Publié le par Alexandre Anizy

 

(Suite des notes précédentes portant le même titre)

Le 17 janvier 1999, les colonels Qiao Liang et Wang Xiangsui publient à Pékin leur livre « la guerre hors limites ». Pour eux, rapporte François Lenglet, « l'expédition punitive menée contre Saddam Hussein par l'hyperpuissance américaine change radicalement l'équation stratégique de la Chine » (p.87). Du point de vue militaire, l'équipement de la Chine est en retard quantitativement et technologiquement ; du point de vue diplomatique, la Chine est isolée tandis que l'hyperpuissance jouit d'un crédit sans limite (la confirmation ne tardera pas avec les sornettes relatives aux Armes de Destruction Massives en Irak …). Par conséquent, « il faut donc trouver d'autres terrains pour s'exprimer, combattre et si possible vaincre. D'où la théorie de la guerre hors limites, qui se déploie par tous les moyens et sur tous les fronts, le militaire n'en étant qu'un parmi d'autres. » (p.88)

 

En décembre 2001, la Chine devient le 143ème membre de l'Organisation Mondiale du Commerce (OMC) : son commerce international va exploser.
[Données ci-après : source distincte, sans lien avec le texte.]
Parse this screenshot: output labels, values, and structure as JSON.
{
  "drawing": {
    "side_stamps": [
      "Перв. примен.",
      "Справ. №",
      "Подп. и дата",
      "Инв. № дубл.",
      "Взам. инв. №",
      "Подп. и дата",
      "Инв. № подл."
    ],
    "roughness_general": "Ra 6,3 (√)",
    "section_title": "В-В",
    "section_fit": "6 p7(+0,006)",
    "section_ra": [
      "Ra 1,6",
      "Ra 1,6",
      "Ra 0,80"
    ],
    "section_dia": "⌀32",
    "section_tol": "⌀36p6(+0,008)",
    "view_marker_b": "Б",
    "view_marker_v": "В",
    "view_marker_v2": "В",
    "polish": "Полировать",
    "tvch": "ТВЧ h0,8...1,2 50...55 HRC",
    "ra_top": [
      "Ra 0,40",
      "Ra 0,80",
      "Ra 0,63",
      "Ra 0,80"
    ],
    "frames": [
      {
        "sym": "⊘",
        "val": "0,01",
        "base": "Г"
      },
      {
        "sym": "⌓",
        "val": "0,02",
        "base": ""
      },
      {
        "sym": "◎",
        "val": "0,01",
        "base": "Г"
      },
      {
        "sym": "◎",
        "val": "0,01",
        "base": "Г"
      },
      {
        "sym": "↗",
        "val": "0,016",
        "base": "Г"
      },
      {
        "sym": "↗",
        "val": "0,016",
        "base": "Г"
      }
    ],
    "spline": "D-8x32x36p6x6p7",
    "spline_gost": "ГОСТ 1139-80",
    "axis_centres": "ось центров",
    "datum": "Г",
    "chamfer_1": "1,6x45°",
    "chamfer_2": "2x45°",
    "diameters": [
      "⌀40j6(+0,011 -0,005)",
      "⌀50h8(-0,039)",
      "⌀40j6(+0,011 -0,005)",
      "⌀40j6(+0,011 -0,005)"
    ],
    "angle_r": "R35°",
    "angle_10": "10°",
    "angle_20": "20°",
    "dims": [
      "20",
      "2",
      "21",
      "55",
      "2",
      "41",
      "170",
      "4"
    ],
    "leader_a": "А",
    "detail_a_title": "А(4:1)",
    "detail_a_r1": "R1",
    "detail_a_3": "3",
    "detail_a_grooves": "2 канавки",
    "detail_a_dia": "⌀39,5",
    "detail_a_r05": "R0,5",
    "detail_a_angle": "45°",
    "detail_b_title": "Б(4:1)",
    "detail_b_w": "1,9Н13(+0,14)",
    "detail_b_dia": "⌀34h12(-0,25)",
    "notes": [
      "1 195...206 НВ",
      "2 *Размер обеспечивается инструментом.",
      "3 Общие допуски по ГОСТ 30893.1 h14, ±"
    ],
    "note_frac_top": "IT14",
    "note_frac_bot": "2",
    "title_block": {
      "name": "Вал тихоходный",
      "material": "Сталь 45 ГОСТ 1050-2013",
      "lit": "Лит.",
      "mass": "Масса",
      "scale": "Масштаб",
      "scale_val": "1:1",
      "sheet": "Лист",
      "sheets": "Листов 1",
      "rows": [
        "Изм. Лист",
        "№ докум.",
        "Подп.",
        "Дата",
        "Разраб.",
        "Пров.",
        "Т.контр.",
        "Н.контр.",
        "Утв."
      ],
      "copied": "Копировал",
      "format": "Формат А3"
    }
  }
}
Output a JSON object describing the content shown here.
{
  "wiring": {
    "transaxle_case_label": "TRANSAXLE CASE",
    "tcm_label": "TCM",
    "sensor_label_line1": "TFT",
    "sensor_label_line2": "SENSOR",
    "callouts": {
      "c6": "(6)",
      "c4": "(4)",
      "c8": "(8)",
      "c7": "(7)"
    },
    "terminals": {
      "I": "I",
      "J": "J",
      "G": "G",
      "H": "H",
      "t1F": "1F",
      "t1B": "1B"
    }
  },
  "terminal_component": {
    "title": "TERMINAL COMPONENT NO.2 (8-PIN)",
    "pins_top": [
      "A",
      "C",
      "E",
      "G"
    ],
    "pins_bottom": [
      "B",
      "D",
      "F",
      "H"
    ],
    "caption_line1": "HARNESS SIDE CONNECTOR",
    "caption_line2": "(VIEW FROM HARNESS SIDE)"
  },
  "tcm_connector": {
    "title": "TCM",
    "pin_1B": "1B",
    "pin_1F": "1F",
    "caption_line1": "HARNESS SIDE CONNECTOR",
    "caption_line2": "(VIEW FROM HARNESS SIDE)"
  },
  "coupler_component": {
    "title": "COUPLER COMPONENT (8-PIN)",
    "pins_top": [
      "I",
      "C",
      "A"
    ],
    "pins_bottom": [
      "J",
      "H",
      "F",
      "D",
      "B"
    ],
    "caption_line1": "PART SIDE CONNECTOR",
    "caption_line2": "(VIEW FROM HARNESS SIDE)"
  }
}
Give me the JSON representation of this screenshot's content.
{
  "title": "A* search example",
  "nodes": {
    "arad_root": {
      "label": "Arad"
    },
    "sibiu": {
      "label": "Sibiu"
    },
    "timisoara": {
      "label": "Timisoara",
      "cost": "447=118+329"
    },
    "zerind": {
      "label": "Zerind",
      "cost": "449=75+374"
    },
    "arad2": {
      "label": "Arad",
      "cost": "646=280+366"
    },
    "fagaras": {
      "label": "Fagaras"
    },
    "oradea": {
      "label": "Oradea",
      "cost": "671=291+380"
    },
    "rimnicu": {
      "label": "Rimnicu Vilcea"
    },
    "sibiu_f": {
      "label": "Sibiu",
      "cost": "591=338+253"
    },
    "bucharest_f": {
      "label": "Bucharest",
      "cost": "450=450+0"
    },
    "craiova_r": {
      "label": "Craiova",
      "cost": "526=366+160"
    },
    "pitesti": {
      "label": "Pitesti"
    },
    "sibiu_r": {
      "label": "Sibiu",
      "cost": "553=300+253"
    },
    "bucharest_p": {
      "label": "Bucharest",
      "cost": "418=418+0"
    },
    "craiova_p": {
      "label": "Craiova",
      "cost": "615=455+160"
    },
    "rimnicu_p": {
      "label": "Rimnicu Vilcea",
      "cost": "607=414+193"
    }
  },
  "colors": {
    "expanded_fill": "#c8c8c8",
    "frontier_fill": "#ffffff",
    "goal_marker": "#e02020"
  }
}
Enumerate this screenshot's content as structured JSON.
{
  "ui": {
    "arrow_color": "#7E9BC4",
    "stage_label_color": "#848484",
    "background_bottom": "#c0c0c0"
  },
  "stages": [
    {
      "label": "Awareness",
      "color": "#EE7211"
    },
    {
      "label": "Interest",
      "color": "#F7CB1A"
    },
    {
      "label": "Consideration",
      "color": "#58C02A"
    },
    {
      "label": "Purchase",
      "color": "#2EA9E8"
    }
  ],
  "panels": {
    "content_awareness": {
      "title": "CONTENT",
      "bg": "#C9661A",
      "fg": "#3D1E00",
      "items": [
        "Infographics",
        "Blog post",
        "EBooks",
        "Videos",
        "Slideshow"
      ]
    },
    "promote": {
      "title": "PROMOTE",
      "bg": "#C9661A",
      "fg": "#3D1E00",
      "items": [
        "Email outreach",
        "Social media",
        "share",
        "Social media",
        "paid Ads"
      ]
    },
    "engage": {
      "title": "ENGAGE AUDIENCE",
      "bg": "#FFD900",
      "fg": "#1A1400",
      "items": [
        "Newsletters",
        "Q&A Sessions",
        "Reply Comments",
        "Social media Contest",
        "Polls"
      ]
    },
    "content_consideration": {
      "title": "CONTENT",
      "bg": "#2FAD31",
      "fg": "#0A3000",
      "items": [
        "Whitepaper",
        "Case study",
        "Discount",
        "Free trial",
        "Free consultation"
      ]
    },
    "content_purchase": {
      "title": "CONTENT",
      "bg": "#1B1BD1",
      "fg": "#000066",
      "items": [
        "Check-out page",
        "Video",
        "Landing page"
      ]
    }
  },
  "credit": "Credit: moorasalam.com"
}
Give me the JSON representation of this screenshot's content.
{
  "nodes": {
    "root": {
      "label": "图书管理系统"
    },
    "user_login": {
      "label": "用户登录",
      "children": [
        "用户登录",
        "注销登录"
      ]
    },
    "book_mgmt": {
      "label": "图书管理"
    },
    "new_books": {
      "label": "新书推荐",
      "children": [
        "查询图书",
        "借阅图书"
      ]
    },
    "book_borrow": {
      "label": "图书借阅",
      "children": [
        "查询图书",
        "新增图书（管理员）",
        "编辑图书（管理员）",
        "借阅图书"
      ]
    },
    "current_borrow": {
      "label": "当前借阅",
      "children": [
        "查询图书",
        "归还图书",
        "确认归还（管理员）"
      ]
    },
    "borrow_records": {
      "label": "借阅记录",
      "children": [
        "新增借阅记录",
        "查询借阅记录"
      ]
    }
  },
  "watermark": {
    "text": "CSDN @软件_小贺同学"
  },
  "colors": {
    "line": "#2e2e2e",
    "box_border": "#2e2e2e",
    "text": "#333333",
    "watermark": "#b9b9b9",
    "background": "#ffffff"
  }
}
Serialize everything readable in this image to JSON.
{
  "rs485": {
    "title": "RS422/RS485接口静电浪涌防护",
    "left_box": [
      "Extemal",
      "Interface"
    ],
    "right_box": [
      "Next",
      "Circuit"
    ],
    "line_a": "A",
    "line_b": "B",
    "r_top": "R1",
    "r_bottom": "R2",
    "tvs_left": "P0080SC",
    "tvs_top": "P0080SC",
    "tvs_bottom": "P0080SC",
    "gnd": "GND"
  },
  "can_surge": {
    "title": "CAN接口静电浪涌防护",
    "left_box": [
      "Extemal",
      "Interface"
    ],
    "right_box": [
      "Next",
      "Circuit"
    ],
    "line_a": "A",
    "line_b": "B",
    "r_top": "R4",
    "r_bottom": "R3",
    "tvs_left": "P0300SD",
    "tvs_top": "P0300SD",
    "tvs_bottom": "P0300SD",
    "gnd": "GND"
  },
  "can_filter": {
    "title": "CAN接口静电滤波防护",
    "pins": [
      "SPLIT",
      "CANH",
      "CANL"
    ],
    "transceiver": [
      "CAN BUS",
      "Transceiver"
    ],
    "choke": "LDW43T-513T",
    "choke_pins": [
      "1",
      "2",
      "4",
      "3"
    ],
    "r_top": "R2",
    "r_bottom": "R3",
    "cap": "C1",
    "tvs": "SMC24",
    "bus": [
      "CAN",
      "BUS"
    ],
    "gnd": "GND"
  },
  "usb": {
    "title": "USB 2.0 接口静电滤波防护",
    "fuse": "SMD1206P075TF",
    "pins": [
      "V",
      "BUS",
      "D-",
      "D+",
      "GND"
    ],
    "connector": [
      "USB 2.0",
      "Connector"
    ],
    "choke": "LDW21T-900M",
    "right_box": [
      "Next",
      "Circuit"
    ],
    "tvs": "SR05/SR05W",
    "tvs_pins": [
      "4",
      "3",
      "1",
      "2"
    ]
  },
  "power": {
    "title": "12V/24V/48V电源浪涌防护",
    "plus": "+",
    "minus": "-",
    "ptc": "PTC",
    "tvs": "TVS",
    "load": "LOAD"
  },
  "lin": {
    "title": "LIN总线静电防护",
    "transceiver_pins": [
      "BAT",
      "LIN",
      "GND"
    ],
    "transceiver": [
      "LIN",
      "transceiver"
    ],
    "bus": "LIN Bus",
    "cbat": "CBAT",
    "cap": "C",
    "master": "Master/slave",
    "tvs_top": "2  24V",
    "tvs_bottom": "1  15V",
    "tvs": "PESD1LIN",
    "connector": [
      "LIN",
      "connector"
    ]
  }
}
Exemple : en 8 ans, les ventes aux Etats-Unis passent de 100 à 350 Milliards de dollars, aidées en cela par les firmes américaines elles-mêmes, comme la chaîne de supermarchés Walmart qui importe pour 20 Milliards de dollars ! Autre exemple : en 2003, la Chine a 9 ordinateurs classés parmi les 500 premiers superordinateurs du monde, son numéro 1 construit par Lenovo étant au 14ème rang ; le 31 mai 2010, selon l'université de Mannheim, l'ordinateur le plus puissant est chinois (Nébuleuse construit par la firme Dawning : puissance théorique de 3 pétaflops, soit 3 millions de Milliards d'opérations à la seconde), et le parc informatique est au 2ème rang, ce qui lui confère 9 % de la capacité de calcul mondial pour les superordinateurs.

 

Les pays développés ont élaboré le consensus de Washington, « quelques axiomes simplistes mis en œuvre dans les pays anglo-saxons et préconisés par le FMI [dirigé par le socialiste Dominique Strauss-Kahn l'ami du CAC 40, assisté du professeur Blanchard(us) si perdu dans ses modèles qu'il ne vit pas venir la crise ; ndAA] » (p.96) dont les cruciaux sont :

  • privatisation de l'économie ;

    la Chine concentre sa puissance industrielle dans un nombre réduit de groupes publics ;

  • convertibilité de la monnaie sur le marché des changes ;

    la Chine s'y oppose en l'état actuel de son rapport de force monétaire avec les États-Unis ;

  • liberté des capitaux ;

    la Chine contrôle strictement les entrées et sorties de capitaux ;

  • abandon du contrôle du crédit par l'État ;

    la Chine le maintient, ce qui explique l'efficacité du plan de relance chinois de 2009 : est-ce la raison pour laquelle certains économistes, adeptes de la théorie dominante, redécouvrent les mérites de ce systèmes qu'on appelait en France "l'encadrement du crédit" ?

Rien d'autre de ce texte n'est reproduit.